Laminated Bridge Caps

Ron Nossaman RNossaman@cox.net
Sat, 15 Feb 2003 21:38:46 -0600


>Ron Nossaman has stated that he uses 1.5 to 2 mm thick laminations, but 
>not the total thickness.

!.5mm or thinner is my preference, since 1.5mm is about as thin as I can 
get with my planer, but 1mm would be fine with me too. About 6mm total 
thickness allows enough for the notches.


>If one is building a new bridge, the root would either be cut from solid 
>stock or vertically laminated (or however) and the laminated cap would be 
>put on top of that.

Yup.


>If one is recapping an old bridge, and only removing the old cap, then 
>obviously the new laminated cap simply replaces the old cap, or there 
>abouts. However, if one does not like the idea of filling old bridge pin 
>hole in bridge root with maple pegs or whatever, the majority of the 
>bridge root will be sawn/routed off.

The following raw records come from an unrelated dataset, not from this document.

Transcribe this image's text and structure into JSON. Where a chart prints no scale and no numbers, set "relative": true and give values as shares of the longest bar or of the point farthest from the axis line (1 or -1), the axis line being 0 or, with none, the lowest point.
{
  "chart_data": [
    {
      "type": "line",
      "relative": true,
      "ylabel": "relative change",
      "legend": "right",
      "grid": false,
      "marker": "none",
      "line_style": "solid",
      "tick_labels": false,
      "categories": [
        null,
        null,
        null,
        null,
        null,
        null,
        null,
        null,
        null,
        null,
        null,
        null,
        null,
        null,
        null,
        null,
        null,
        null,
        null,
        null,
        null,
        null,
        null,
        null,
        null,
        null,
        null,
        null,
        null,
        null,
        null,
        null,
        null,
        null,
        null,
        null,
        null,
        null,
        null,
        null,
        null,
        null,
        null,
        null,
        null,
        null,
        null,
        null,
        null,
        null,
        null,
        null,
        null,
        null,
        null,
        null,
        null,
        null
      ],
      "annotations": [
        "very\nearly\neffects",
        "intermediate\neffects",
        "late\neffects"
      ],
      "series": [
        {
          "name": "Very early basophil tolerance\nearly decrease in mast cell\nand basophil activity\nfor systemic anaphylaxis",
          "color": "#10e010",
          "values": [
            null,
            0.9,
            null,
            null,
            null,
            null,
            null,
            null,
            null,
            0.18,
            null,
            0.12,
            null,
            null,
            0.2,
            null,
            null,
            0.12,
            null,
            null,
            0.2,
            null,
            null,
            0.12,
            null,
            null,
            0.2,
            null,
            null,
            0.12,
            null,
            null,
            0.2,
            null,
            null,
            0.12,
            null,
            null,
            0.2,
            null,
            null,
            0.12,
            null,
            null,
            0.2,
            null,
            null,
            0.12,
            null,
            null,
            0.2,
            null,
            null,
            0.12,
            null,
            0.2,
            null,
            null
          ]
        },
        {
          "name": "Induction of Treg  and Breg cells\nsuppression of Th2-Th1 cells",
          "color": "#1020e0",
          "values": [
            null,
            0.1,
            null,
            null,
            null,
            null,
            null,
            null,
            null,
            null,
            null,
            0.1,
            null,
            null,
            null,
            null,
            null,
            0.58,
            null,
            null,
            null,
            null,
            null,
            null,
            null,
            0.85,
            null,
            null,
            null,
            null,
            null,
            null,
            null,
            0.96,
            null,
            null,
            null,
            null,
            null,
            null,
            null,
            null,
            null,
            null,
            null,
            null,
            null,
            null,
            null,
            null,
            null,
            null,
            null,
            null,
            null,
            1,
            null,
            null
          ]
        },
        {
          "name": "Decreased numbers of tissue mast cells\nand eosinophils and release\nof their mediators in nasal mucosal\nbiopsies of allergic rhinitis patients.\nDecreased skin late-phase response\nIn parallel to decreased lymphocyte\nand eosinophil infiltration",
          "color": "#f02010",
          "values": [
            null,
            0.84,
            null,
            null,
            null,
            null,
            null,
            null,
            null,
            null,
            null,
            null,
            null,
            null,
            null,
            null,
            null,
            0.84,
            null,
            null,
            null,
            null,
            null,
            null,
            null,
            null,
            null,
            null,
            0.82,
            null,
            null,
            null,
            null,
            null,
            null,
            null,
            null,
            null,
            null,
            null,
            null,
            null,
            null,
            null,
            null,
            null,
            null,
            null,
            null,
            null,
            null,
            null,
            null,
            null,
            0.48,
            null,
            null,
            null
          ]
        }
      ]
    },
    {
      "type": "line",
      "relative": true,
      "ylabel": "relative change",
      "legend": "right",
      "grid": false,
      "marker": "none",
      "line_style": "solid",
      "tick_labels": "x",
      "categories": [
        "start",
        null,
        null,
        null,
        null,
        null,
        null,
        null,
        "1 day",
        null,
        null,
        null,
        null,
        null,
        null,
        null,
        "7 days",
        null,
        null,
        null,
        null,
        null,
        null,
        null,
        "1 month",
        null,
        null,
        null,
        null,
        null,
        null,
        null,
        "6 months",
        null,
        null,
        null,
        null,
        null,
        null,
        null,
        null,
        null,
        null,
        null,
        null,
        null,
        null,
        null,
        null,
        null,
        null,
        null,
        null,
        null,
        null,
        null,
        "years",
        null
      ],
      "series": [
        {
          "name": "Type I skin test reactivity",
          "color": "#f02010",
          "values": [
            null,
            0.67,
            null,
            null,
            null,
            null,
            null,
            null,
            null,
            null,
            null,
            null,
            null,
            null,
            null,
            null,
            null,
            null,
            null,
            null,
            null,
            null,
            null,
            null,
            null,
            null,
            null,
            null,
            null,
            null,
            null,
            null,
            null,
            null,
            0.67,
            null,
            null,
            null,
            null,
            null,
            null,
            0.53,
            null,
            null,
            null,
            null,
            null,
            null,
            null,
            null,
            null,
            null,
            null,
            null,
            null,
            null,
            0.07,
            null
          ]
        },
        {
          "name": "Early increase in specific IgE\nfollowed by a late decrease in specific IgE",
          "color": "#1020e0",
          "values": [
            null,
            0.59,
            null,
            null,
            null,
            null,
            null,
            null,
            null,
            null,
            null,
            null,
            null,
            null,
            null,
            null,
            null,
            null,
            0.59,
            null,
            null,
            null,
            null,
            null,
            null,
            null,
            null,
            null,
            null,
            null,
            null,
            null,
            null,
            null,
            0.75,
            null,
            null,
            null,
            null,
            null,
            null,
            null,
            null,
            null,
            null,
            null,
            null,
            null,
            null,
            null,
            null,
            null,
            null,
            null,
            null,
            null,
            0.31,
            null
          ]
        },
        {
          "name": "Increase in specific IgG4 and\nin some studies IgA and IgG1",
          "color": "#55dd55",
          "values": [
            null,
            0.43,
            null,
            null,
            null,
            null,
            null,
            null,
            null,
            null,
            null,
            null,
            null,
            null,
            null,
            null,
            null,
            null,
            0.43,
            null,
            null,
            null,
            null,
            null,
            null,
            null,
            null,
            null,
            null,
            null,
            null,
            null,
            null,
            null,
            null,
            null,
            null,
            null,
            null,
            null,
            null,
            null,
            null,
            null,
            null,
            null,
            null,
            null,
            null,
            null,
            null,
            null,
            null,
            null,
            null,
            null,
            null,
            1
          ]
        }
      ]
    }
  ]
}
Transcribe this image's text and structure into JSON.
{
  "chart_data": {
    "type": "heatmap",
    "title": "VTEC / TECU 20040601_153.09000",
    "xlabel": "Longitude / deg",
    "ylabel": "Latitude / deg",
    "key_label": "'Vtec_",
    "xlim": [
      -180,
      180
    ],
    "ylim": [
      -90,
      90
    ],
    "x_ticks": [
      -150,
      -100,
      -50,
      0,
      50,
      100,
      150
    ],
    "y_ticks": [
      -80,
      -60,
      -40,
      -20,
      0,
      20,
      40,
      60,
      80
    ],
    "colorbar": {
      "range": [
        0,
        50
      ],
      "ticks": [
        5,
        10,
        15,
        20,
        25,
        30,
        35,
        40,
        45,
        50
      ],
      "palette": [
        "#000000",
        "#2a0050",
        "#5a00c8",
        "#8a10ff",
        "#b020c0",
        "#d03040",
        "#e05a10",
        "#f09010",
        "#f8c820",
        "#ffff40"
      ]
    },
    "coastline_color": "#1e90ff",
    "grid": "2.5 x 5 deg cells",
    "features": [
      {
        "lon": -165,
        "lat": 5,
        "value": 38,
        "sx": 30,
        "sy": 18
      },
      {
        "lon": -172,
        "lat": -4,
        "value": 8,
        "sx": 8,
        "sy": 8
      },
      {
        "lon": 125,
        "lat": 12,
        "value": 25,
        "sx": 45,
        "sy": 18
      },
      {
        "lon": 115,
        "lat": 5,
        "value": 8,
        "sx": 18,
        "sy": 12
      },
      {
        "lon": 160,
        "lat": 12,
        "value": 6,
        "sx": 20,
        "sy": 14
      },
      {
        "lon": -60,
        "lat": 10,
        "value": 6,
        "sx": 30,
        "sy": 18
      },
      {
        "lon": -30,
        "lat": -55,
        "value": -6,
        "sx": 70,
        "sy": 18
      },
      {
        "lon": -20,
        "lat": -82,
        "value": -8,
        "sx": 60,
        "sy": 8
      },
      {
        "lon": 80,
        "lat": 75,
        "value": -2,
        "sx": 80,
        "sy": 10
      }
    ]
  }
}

What do folks replace the routed-off 
>root section with? Solid hard maple stock and then the laminated maple cap 
>on top of that?

I don't have any problem at all with plugging the old holes. I figure the 
cap determines the quality of the string termination, not what's at the 
bottom of the pin.


>Seems like it would be just about as easy to simply replace the whole 
>bridge. Yes?

Well, not exactly. Even if you cut half the bridge root down to eliminate 
the old pin holes, you would have plenty left as a router guide to trim the 
new super thick CAP. That's not much more difficult than just replacing the 
top 6mm compared to making a whole new bridge.